Por: Carol Murillo Ruiz

La saga de ciertas películas llega cuando el mundo parece vivir el apocalipsis. La última entrega de “El planeta de los simios: la guerra” se estrenó este año y atrapa a millones de espectadores con la misma trama de hace casi cinco décadas: la condición humana no ha cambiado a pesar de que –en la película y en la realidad- esa condición de violencia extrema ha destruido la tierra. Los simios continúan siendo los sobrevivientes más aptos y su organización interna como especie sobresale en paz, indulgencia y evolución frente a lo que queda de los humanos en la tierra.

La película también me atrapó en un cine de Quito y su fluorescencia me atosiga por una cuestión obvia que la cinta impone: respirar el presente. Así, hoy en cada noticia sobre guerras, genocidios, desastres naturales, crímenes terroristas y gobiernos títeres se halla el absurdo de una humanidad que parece no haber aprendido nada después de milenios de vidas y muertes masivas. Pero quizá, lo más decidor, es que la puesta en escena de un tema tan viejo usa la tecnología y todos sus recursos de impacto visual y estético para exhibir el bien y el mal impecablemente: la humanización de los simios y la irracionalidad humana. O, acaso, la imitación del mal en determinados simios por influjo de los hombres.

Alguna vez un científico escribió que sería pasmoso y sofocante que solo el planeta tierra estuviera habitado por seres inteligentes; pero también acotó lo aterrador que sería saber de la existencia de vida más inteligente en otro planeta. Hasta donde sabemos los simios, en la tierra, sin ser más primitivos, han asumido la disyuntiva moral de lo bueno y lo malo… y son más inteligentes…
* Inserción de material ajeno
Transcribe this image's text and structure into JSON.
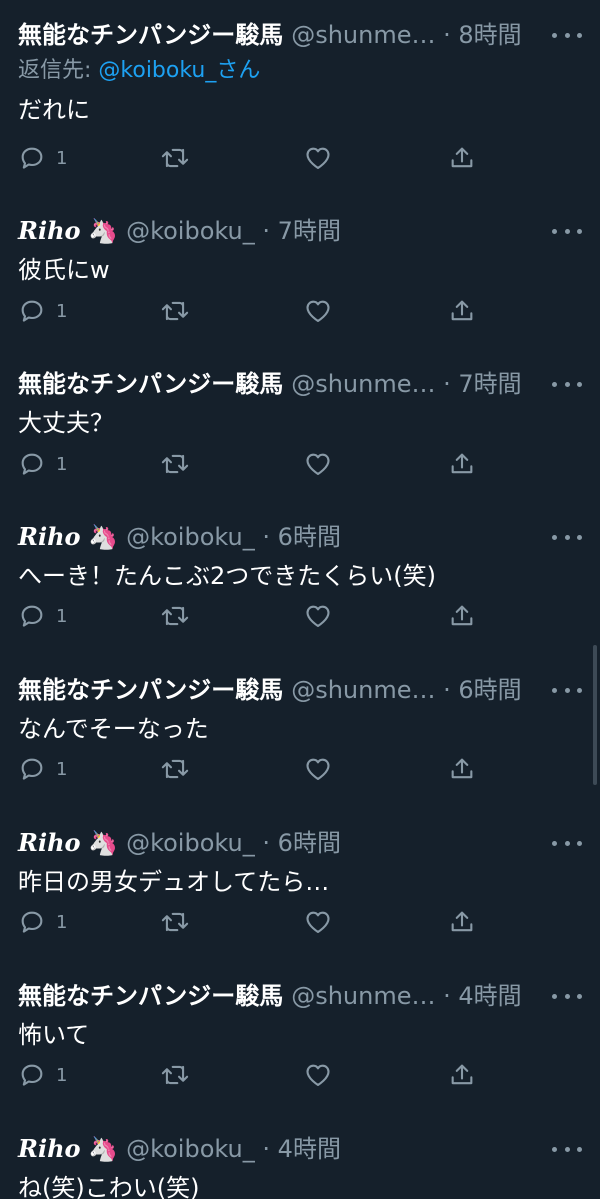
{
  "tweets": [
    {
      "name": "無能なチンパンジー駿馬",
      "handle": "@shunme…",
      "sep": "·",
      "time": "8時間",
      "reply_prefix": "返信先: ",
      "reply_handle": "@koiboku_さん",
      "text": "だれに",
      "reply_count": "1"
    },
    {
      "name": "Riho",
      "emoji": "🦄",
      "handle": "@koiboku_",
      "sep": "·",
      "time": "7時間",
      "text": "彼氏にw",
      "reply_count": "1"
    },
    {
      "name": "無能なチンパンジー駿馬",
      "handle": "@shunme…",
      "sep": "·",
      "time": "7時間",
      "text": "大丈夫？",
      "reply_count": "1"
    },
    {
      "name": "Riho",
      "emoji": "🦄",
      "handle": "@koiboku_",
      "sep": "·",
      "time": "6時間",
      "text": "へーき！たんこぶ2つできたくらい(笑)",
      "reply_count": "1"
    },
    {
      "name": "無能なチンパンジー駿馬",
      "handle": "@shunme…",
      "sep": "·",
      "time": "6時間",
      "text": "なんでそーなった",
      "reply_count": "1"
    },
    {
      "name": "Riho",
      "emoji": "🦄",
      "handle": "@koiboku_",
      "sep": "·",
      "time": "6時間",
      "text": "昨日の男女デュオしてたら…",
      "reply_count": "1"
    },
    {
      "name": "無能なチンパンジー駿馬",
      "handle": "@shunme…",
      "sep": "·",
      "time": "4時間",
      "text": "怖いて",
      "reply_count": "1"
    },
    {
      "name": "Riho",
      "emoji": "🦄",
      "handle": "@koiboku_",
      "sep": "·",
      "time": "4時間",
      "text": "ね(笑)こわい(笑)"
    }
  ],
  "colors": {
    "background": "#15202b",
    "secondary_text": "#8899a6",
    "link": "#1da1f2",
    "primary_text": "#ffffff"
  },
  "icons": {
    "reply": "reply-icon",
    "retweet": "retweet-icon",
    "like": "like-icon",
    "share": "share-icon",
    "more": "more-icon"
  }
}
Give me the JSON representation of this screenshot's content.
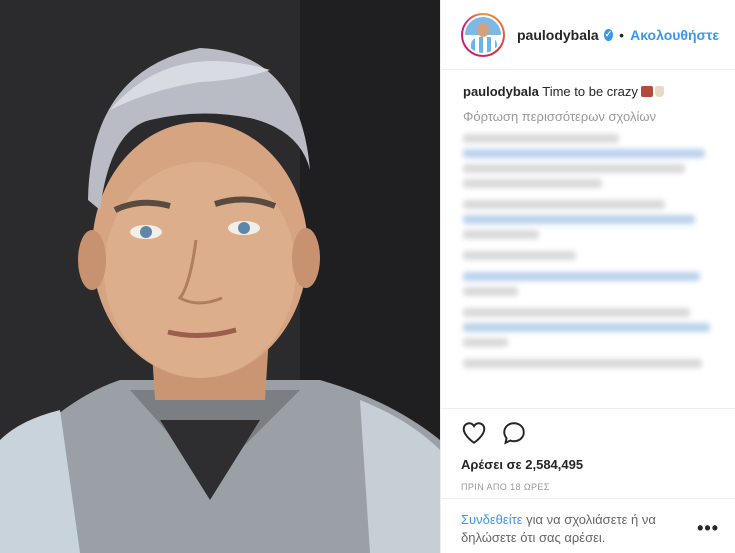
{
  "post": {
    "username": "paulodybala",
    "follow_label": "Ακολουθήστε",
    "caption_user": "paulodybala",
    "caption_text": "Time to be crazy",
    "load_more_label": "Φόρτωση περισσότερων σχολίων",
    "likes_text": "Αρέσει σε 2,584,495",
    "timestamp": "ΠΡΙΝ ΑΠΟ 18 ΩΡΕΣ",
    "login_link": "Συνδεθείτε",
    "login_text": "για να σχολιάσετε ή να δηλώσετε ότι σας αρέσει."
  },
  "icons": {
    "verified": "verified-badge-icon",
    "like": "heart-icon",
    "comment": "comment-bubble-icon",
    "more": "more-options-icon"
  },
  "colors": {
    "accent": "#3897f0",
    "text": "#262626",
    "muted": "#999999",
    "border": "#efefef"
  }
}
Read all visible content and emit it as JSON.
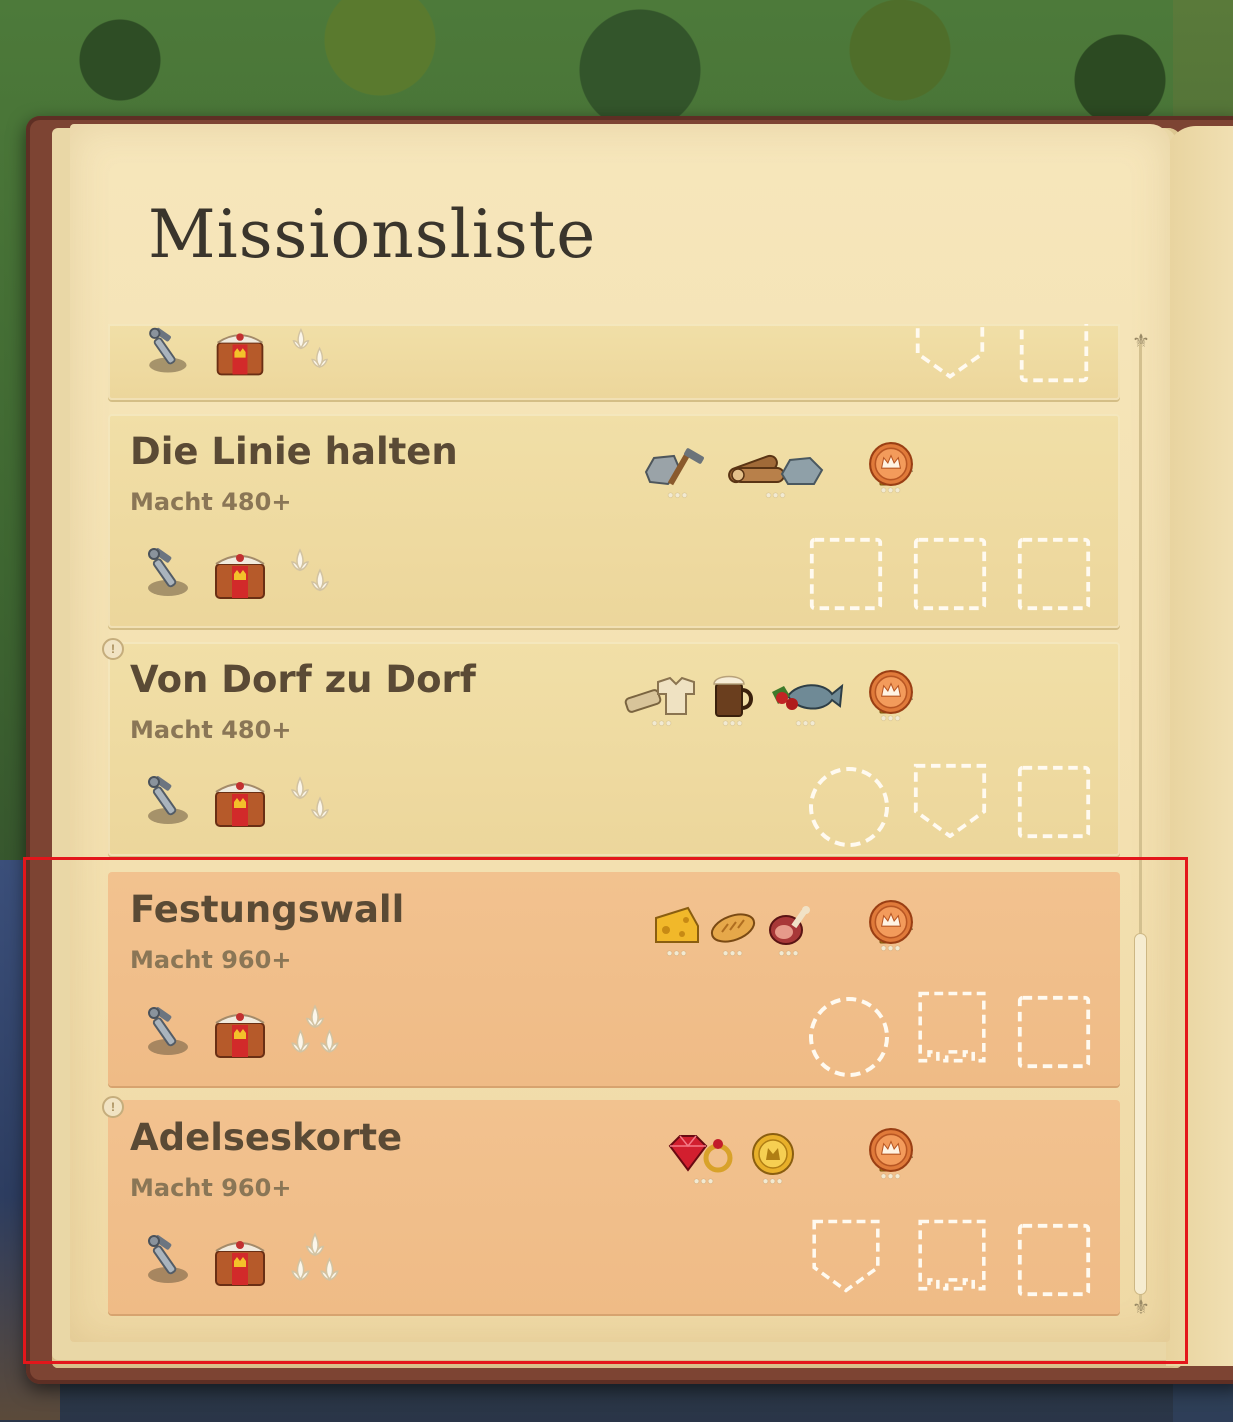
{
  "page": {
    "title": "Missionsliste"
  },
  "missions": [
    {
      "title": "",
      "power": "",
      "partial": true,
      "slots": [
        "shield",
        "square"
      ]
    },
    {
      "title": "Die Linie halten",
      "power": "Macht 480+",
      "resources": [
        "stone-hammer-icon",
        "logs-stone-icon"
      ],
      "slots": [
        "square",
        "square",
        "square"
      ]
    },
    {
      "title": "Von Dorf zu Dorf",
      "power": "Macht 480+",
      "resources": [
        "cloth-shirt-icon",
        "beer-mug-icon",
        "berries-fish-icon"
      ],
      "slots": [
        "circle",
        "shield",
        "square"
      ]
    },
    {
      "title": "Festungswall",
      "power": "Macht 960+",
      "resources": [
        "cheese-icon",
        "bread-icon",
        "ham-icon"
      ],
      "slots": [
        "circle",
        "tower",
        "square"
      ]
    },
    {
      "title": "Adelseskorte",
      "power": "Macht 960+",
      "resources": [
        "ruby-ring-icon",
        "gold-coin-icon"
      ],
      "slots": [
        "shield",
        "tower",
        "square"
      ]
    }
  ],
  "icons": {
    "dagger": "dagger-icon",
    "chest": "royal-chest-icon",
    "lily": "fleur-de-lis-icon",
    "trophy": "trophy-icon",
    "medal": "bronze-crown-medal-icon"
  },
  "colors": {
    "highlight_frame": "#e3161b",
    "card_highlight": "#f2c28f",
    "card_normal": "#f1dfa7"
  }
}
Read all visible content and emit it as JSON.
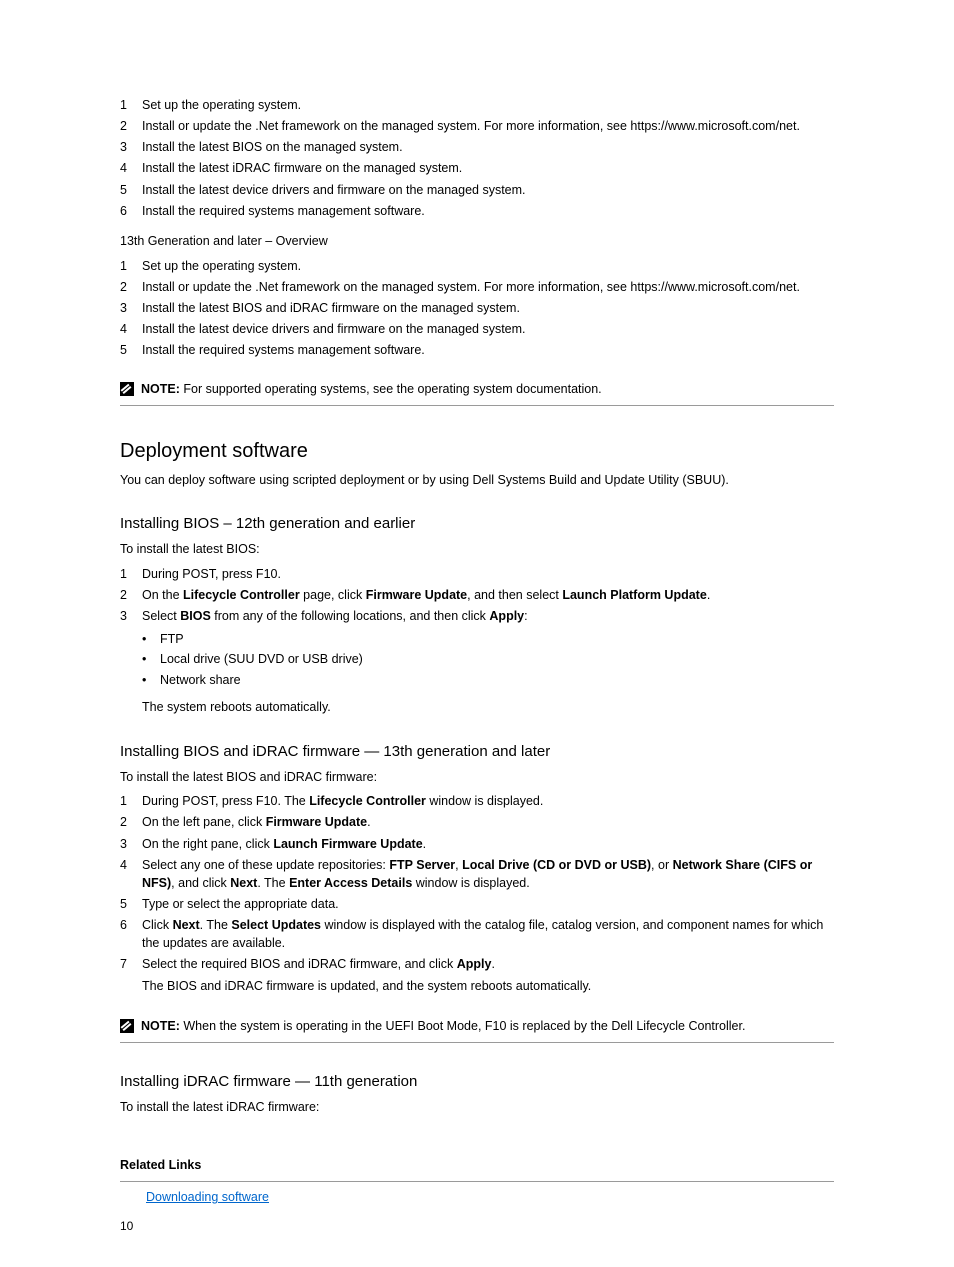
{
  "steps_a": [
    {
      "n": "1",
      "t": "Set up the operating system."
    },
    {
      "n": "2",
      "t": "Install or update the .Net framework on the managed system. For more information, see https://www.microsoft.com/net."
    },
    {
      "n": "3",
      "t": "Install the latest BIOS on the managed system."
    },
    {
      "n": "4",
      "t": "Install the latest iDRAC firmware on the managed system."
    },
    {
      "n": "5",
      "t": "Install the latest device drivers and firmware on the managed system."
    },
    {
      "n": "6",
      "t": "Install the required systems management software."
    }
  ],
  "steps_b": [
    {
      "n": "1",
      "t": "Set up the operating system."
    },
    {
      "n": "2",
      "t": "Install or update the .Net framework on the managed system. For more information, see https://www.microsoft.com/net."
    },
    {
      "n": "3",
      "t": "Install the latest BIOS and iDRAC firmware on the managed system."
    },
    {
      "n": "4",
      "t": "Install the latest device drivers and firmware on the managed system."
    },
    {
      "n": "5",
      "t": "Install the required systems management software."
    }
  ],
  "note1": {
    "lead": "NOTE:",
    "body": " For supported operating systems, see the operating system documentation."
  },
  "note2": {
    "lead": "NOTE:",
    "body": " When the system is operating in the UEFI Boot Mode, F10 is replaced by the Dell Lifecycle Controller."
  },
  "sec_deploy_title": "Deployment software",
  "sec_deploy_body": "You can deploy software using scripted deployment or by using Dell Systems Build and Update Utility (SBUU).",
  "bios_title": "Installing BIOS – 12th generation and earlier",
  "bios_intro": "To install the latest BIOS:",
  "bios_steps": [
    {
      "n": "1",
      "t": "During POST, press F10."
    },
    {
      "n": "2",
      "t": "On the Lifecycle Controller page, click Firmware Update, and then select Launch Platform Update."
    },
    {
      "n": "3",
      "t": "Select BIOS from any of the following locations, and then click Apply:"
    }
  ],
  "bios_bullets": [
    "FTP",
    "Local drive (SUU DVD or USB drive)",
    "Network share"
  ],
  "bios_reboot": "The system reboots automatically.",
  "g13_title": "Installing BIOS and iDRAC firmware — 13th generation and later",
  "g13_intro": "To install the latest BIOS and iDRAC firmware:",
  "g13_steps": [
    {
      "n": "1",
      "t": "During POST, press F10. The Lifecycle Controller window is displayed."
    },
    {
      "n": "2",
      "t": "On the left pane, click Firmware Update."
    },
    {
      "n": "3",
      "t": "On the right pane, click Launch Firmware Update."
    },
    {
      "n": "4",
      "t": "Select any one of these update repositories: FTP Server, Local Drive (CD or DVD or USB), or Network Share (CIFS or NFS), and click Next. The Enter Access Details window is displayed."
    },
    {
      "n": "5",
      "t": "Type or select the appropriate data."
    },
    {
      "n": "6",
      "t": "Click Next. The Select Updates window is displayed with the catalog file, catalog version, and component names for which the updates are available."
    },
    {
      "n": "7",
      "t": "Select the required BIOS and iDRAC firmware, and click Apply."
    }
  ],
  "g13_after": "The BIOS and iDRAC firmware is updated, and the system reboots automatically.",
  "related_title": "Related Links",
  "related_link": "Downloading software",
  "idrac11_title": "Installing iDRAC firmware — 11th generation",
  "idrac11_intro": "To install the latest iDRAC firmware:",
  "footer": "10"
}
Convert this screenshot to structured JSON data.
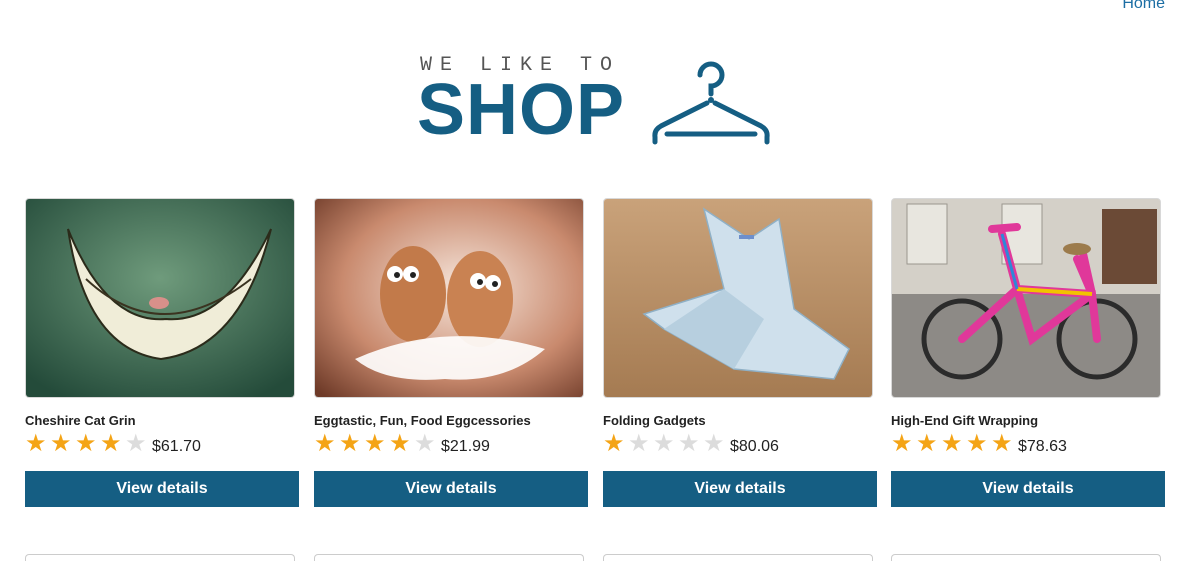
{
  "nav": {
    "home": "Home"
  },
  "logo": {
    "tagline": "WE LIKE TO",
    "wordmark": "SHOP",
    "icon": "hanger-icon"
  },
  "colors": {
    "brand": "#155e83",
    "star": "#f4a416",
    "star_off": "#dcdcdc",
    "link": "#1c6ea4"
  },
  "products": [
    {
      "title": "Cheshire Cat Grin",
      "rating": 4,
      "max_rating": 5,
      "price": "$61.70",
      "button": "View details",
      "image": "cheshire-cat-grin-image"
    },
    {
      "title": "Eggtastic, Fun, Food Eggcessories",
      "rating": 4,
      "max_rating": 5,
      "price": "$21.99",
      "button": "View details",
      "image": "eggs-image"
    },
    {
      "title": "Folding Gadgets",
      "rating": 1,
      "max_rating": 5,
      "price": "$80.06",
      "button": "View details",
      "image": "origami-banknote-image"
    },
    {
      "title": "High-End Gift Wrapping",
      "rating": 5,
      "max_rating": 5,
      "price": "$78.63",
      "button": "View details",
      "image": "yarn-bombed-bicycle-image"
    }
  ]
}
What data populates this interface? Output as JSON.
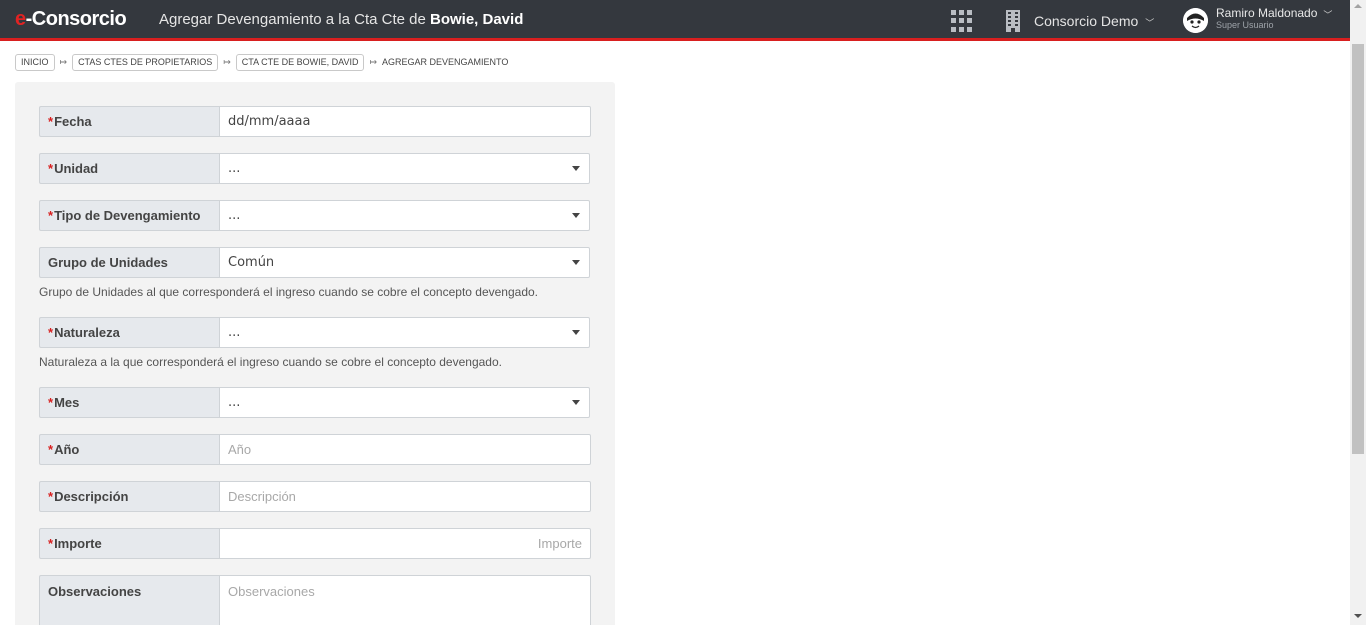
{
  "header": {
    "logo_e": "e",
    "logo_rest": "-Consorcio",
    "title_prefix": "Agregar Devengamiento a la Cta Cte de",
    "title_name": "Bowie, David",
    "consorcio_label": "Consorcio Demo",
    "user_name": "Ramiro Maldonado",
    "user_role": "Super Usuario"
  },
  "breadcrumb": {
    "items": [
      "INICIO",
      "CTAS CTES DE PROPIETARIOS",
      "CTA CTE DE BOWIE, DAVID"
    ],
    "current": "AGREGAR DEVENGAMIENTO",
    "separator": "↦"
  },
  "form": {
    "required_mark": "*",
    "fecha": {
      "label": "Fecha",
      "value": "dd/mm/aaaa"
    },
    "unidad": {
      "label": "Unidad",
      "value": "..."
    },
    "tipo": {
      "label": "Tipo de Devengamiento",
      "value": "..."
    },
    "grupo": {
      "label": "Grupo de Unidades",
      "value": "Común",
      "help": "Grupo de Unidades al que corresponderá el ingreso cuando se cobre el concepto devengado."
    },
    "naturaleza": {
      "label": "Naturaleza",
      "value": "...",
      "help": "Naturaleza a la que corresponderá el ingreso cuando se cobre el concepto devengado."
    },
    "mes": {
      "label": "Mes",
      "value": "..."
    },
    "anio": {
      "label": "Año",
      "placeholder": "Año"
    },
    "descripcion": {
      "label": "Descripción",
      "placeholder": "Descripción"
    },
    "importe": {
      "label": "Importe",
      "placeholder": "Importe"
    },
    "observaciones": {
      "label": "Observaciones",
      "placeholder": "Observaciones"
    }
  },
  "colors": {
    "topbar": "#34383e",
    "accent_red": "#d81f1f",
    "panel": "#f3f3f3",
    "label_bg": "#e6e9ed"
  }
}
Los simios de la película (gorilas, orangutanes y chimpancés) logran con el paso del tiempo jerarquizar su especie con un pacto de autogobierno que los regula a pesar de la simplicidad social que aún soportan. Su organización es similar a la de los hombres y los líderes no faltan para bregar, mediar o afrontar conflictos que vienen de compartir un planeta con los hombres, a veces mutantes, que han resistido para recuperar frenéticamente “su” planeta. El dilema moral, un asunto solo humano, se supone, nunca se lo plantean los hombres que quieren –e intentan- acabar con los simios, por el contrario, se lo plantea su líder César y en torno a sus pasiones gira la última película en la que se desata una guerra a la vez ruin y sofisticada, pues hasta la naturaleza desprecia a los hombres en la escena de una avalancha de nieve que acaba con ellos.

Al salir de la sala pienso cómo es que un asunto tan espinoso se arma en una película que sigue la ruta del bien y del mal con ribetes ligerísimos pero potentes de ideología pura y dura. Quiero decir: lo bueno y lo malo son tan irrefutables –en la cinta- que fácilmente se puede escoger a los simios como modelos morales y políticos. Pero su fealdad, su sombra evolutiva, su vida en árboles y bosques, hacen resaltar la belleza, poder e inteligencia de los humanos. Lo que entra en duda si se recuerda aquella frase idealista que dice que ‘el hombre no desciende del mono pero se lo merece’.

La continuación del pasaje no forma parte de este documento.